Kondisi kian sulit saat korban pelecehan seksual mengalami ketergantungan psikis, finansial dan sosial yang menyebabkan si korban merasa bimbang saat hendak mengungkap pelecehan dan kekerasan seksual lainnya.
"Di samping itu, faktor ketergantungan psikis, finansial dan sosial korban terhadap pelaku menyebabkan korban mengalami dilema untuk mengungkap kasus pelecehan seksual dan kekerasan seksual lainnya yang dialaminya," papar Fuad.
Terkait payung hukum yang melindungi dan memulihkan kondisi korban pelecehan seksual hingga kini belum ada yang mumpuni.
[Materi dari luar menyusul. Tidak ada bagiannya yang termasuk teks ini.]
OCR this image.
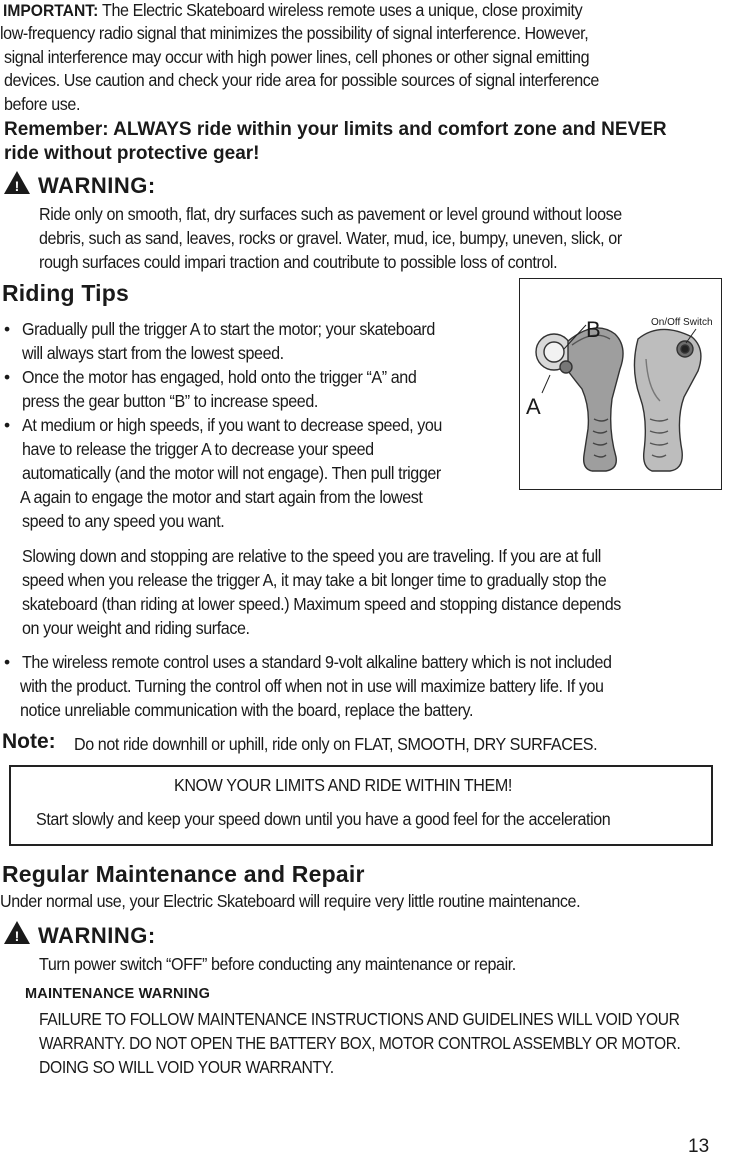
IMPORTANT: The Electric Skateboard wireless remote uses a unique, close proximity
low-frequency radio signal that minimizes the possibility of signal interference. However,
signal interference may occur with high power lines, cell phones or other signal emitting
devices. Use caution and check your ride area for possible sources of signal interference
before use.
Remember: ALWAYS ride within your limits and comfort zone and NEVER
ride without protective gear!
! WARNING:
Ride only on smooth, flat, dry surfaces such as pavement or level ground without loose
debris, such as sand, leaves, rocks or gravel. Water, mud, ice, bumpy, uneven, slick, or
rough surfaces could impari traction and coutribute to possible loss of control.
Riding Tips
• Gradually pull the trigger A to start the motor; your skateboard
will always start from the lowest speed.
• Once the motor has engaged, hold onto the trigger “A” and
press the gear button “B” to increase speed.
• At medium or high speeds, if you want to decrease speed, you
have to release the trigger A to decrease your speed
automatically (and the motor will not engage). Then pull trigger
A again to engage the motor and start again from the lowest
speed to any speed you want.
B
A
On/Off Switch
Slowing down and stopping are relative to the speed you are traveling. If you are at full
speed when you release the trigger A, it may take a bit longer time to gradually stop the
skateboard (than riding at lower speed.) Maximum speed and stopping distance depends
on your weight and riding surface.
• The wireless remote control uses a standard 9-volt alkaline battery which is not included
with the product. Turning the control off when not in use will maximize battery life. If you
notice unreliable communication with the board, replace the battery.
Note: Do not ride downhill or uphill, ride only on FLAT, SMOOTH, DRY SURFACES.
KNOW YOUR LIMITS AND RIDE WITHIN THEM!
Start slowly and keep your speed down until you have a good feel for the acceleration
Regular Maintenance and Repair
Under normal use, your Electric Skateboard will require very little routine maintenance.
! WARNING:
Turn power switch “OFF” before conducting any maintenance or repair.
MAINTENANCE WARNING
FAILURE TO FOLLOW MAINTENANCE INSTRUCTIONS AND GUIDELINES WILL VOID YOUR
WARRANTY. DO NOT OPEN THE BATTERY BOX, MOTOR CONTROL ASSEMBLY OR MOTOR.
DOING SO WILL VOID YOUR WARRANTY.
13
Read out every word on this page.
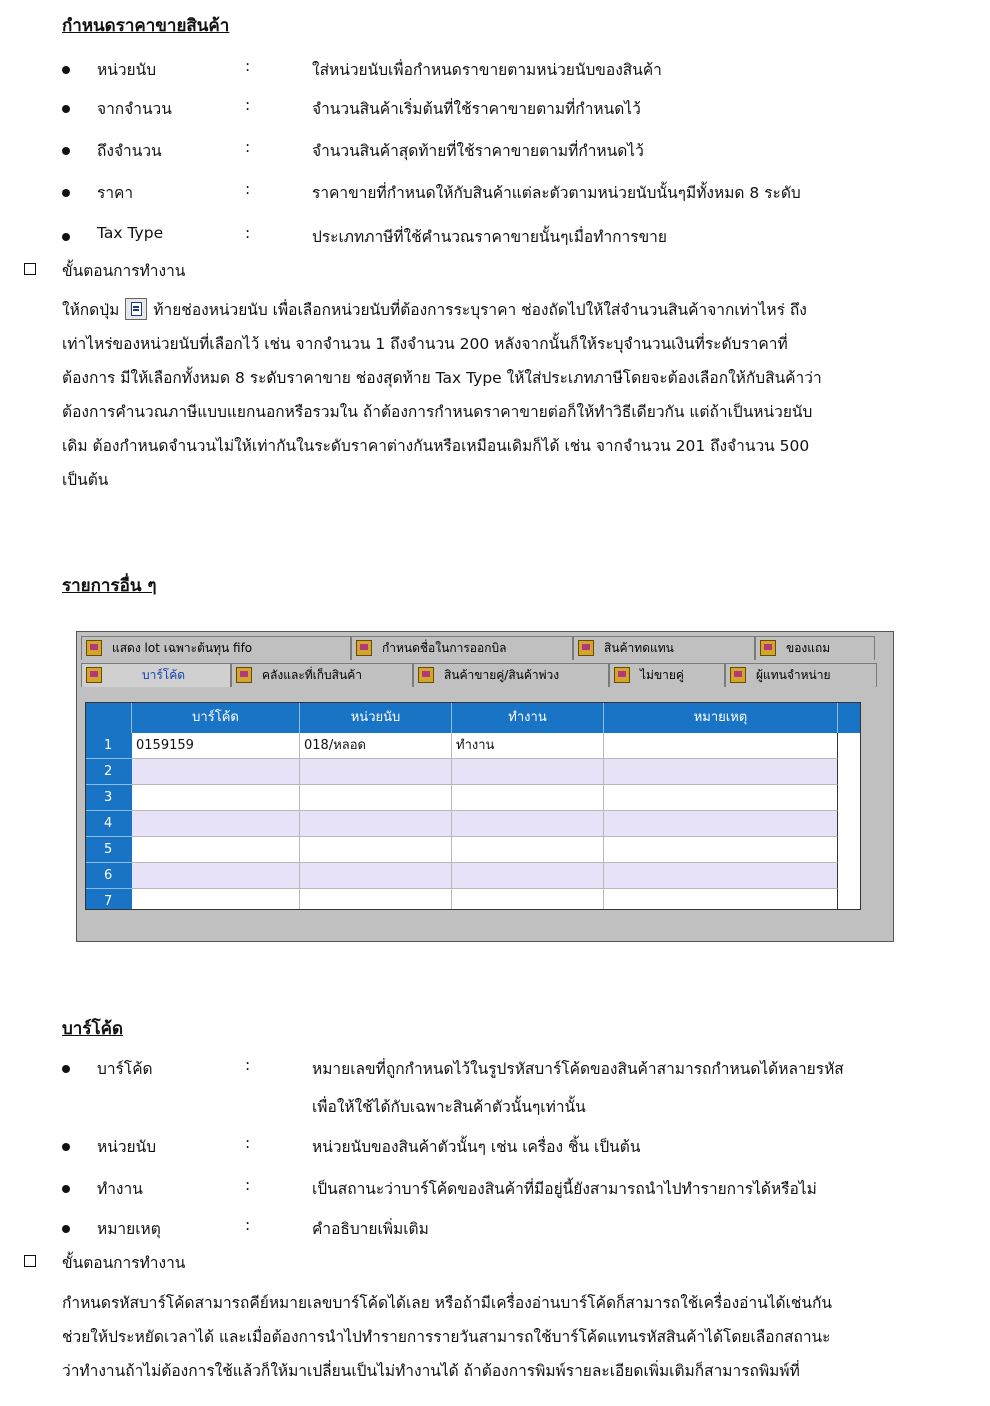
กำหนดราคาขายสินค้า
หน่วยนับ	:	ใส่หน่วยนับเพื่อกำหนดราขายตามหน่วยนับของสินค้า
จากจำนวน	:	จำนวนสินค้าเริ่มต้นที่ใช้ราคาขายตามที่กำหนดไว้
ถึงจำนวน	:	จำนวนสินค้าสุดท้ายที่ใช้ราคาขายตามที่กำหนดไว้
ราคา	:	ราคาขายที่กำหนดให้กับสินค้าแต่ละตัวตามหน่วยนับนั้นๆมีทั้งหมด 8 ระดับ
Tax Type	:	ประเภทภาษีที่ใช้คำนวณราคาขายนั้นๆเมื่อทำการขาย
ขั้นตอนการทำงาน
ให้กดปุ่ม ท้ายช่องหน่วยนับ เพื่อเลือกหน่วยนับที่ต้องการระบุราคา ช่องถัดไปให้ใส่จำนวนสินค้าจากเท่าไหร่ ถึง
เท่าไหร่ของหน่วยนับที่เลือกไว้ เช่น จากจำนวน 1 ถึงจำนวน 200 หลังจากนั้นก็ให้ระบุจำนวนเงินที่ระดับราคาที่
ต้องการ มีให้เลือกทั้งหมด 8 ระดับราคาขาย ช่องสุดท้าย Tax Type ให้ใส่ประเภทภาษีโดยจะต้องเลือกให้กับสินค้าว่า
ต้องการคำนวณภาษีแบบแยกนอกหรือรวมใน ถ้าต้องการกำหนดราคาขายต่อก็ให้ทำวิธีเดียวกัน แต่ถ้าเป็นหน่วยนับ
เดิม ต้องกำหนดจำนวนไม่ให้เท่ากันในระดับราคาต่างกันหรือเหมือนเดิมก็ได้ เช่น จากจำนวน 201 ถึงจำนวน 500
เป็นต้น
รายการอื่น ๆ
แสดง lot เฉพาะต้นทุน fifo	กำหนดชื่อในการออกบิล	สินค้าทดแทน	ของแถม
บาร์โค้ด	คลังและที่เก็บสินค้า	สินค้าขายคู่/สินค้าพ่วง	ไม่ขายคู่	ผู้แทนจำหน่าย
บาร์โค้ด	หน่วยนับ	ทำงาน	หมายเหตุ
1	0159159	018/หลอด	ทำงาน
2
3
4
5
6
7
บาร์โค้ด
บาร์โค้ด	:	หมายเลขที่ถูกกำหนดไว้ในรูปรหัสบาร์โค้ดของสินค้าสามารถกำหนดได้หลายรหัส
เพื่อให้ใช้ได้กับเฉพาะสินค้าตัวนั้นๆเท่านั้น
หน่วยนับ	:	หน่วยนับของสินค้าตัวนั้นๆ เช่น เครื่อง ชิ้น เป็นต้น
ทำงาน	:	เป็นสถานะว่าบาร์โค้ดของสินค้าที่มีอยู่นี้ยังสามารถนำไปทำรายการได้หรือไม่
หมายเหตุ	:	คำอธิบายเพิ่มเติม
ขั้นตอนการทำงาน
กำหนดรหัสบาร์โค้ดสามารถคีย์หมายเลขบาร์โค้ดได้เลย หรือถ้ามีเครื่องอ่านบาร์โค้ดก็สามารถใช้เครื่องอ่านได้เช่นกัน
ช่วยให้ประหยัดเวลาได้ และเมื่อต้องการนำไปทำรายการรายวันสามารถใช้บาร์โค้ดแทนรหัสสินค้าได้โดยเลือกสถานะ
ว่าทำงานถ้าไม่ต้องการใช้แล้วก็ให้มาเปลี่ยนเป็นไม่ทำงานได้ ถ้าต้องการพิมพ์รายละเอียดเพิ่มเติมก็สามารถพิมพ์ที่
"Mengingat situasi perlindungan hukum saat ini, Komnas Perempuan juga mendorong aparat penegak hukum untuk menyikapi dengan sungguh-sungguh."
"Tentu dengan tetap mengedepankan empati kepada perempuan korban, dan mencegah kriminalisasi korban," ujar Fuad.
Hal ini sangat penting dalam memastikan pelaksanaan tanggung jawab negara untuk pemenuhan hak konstitusional warga, khususnya perempuan, pada perlindungan diri dan rasa aman, seperti yang tertuang dalam Pasal 28 G Ayat 1, serta untuk bebas dari diskriminasi atas dasar apa pun.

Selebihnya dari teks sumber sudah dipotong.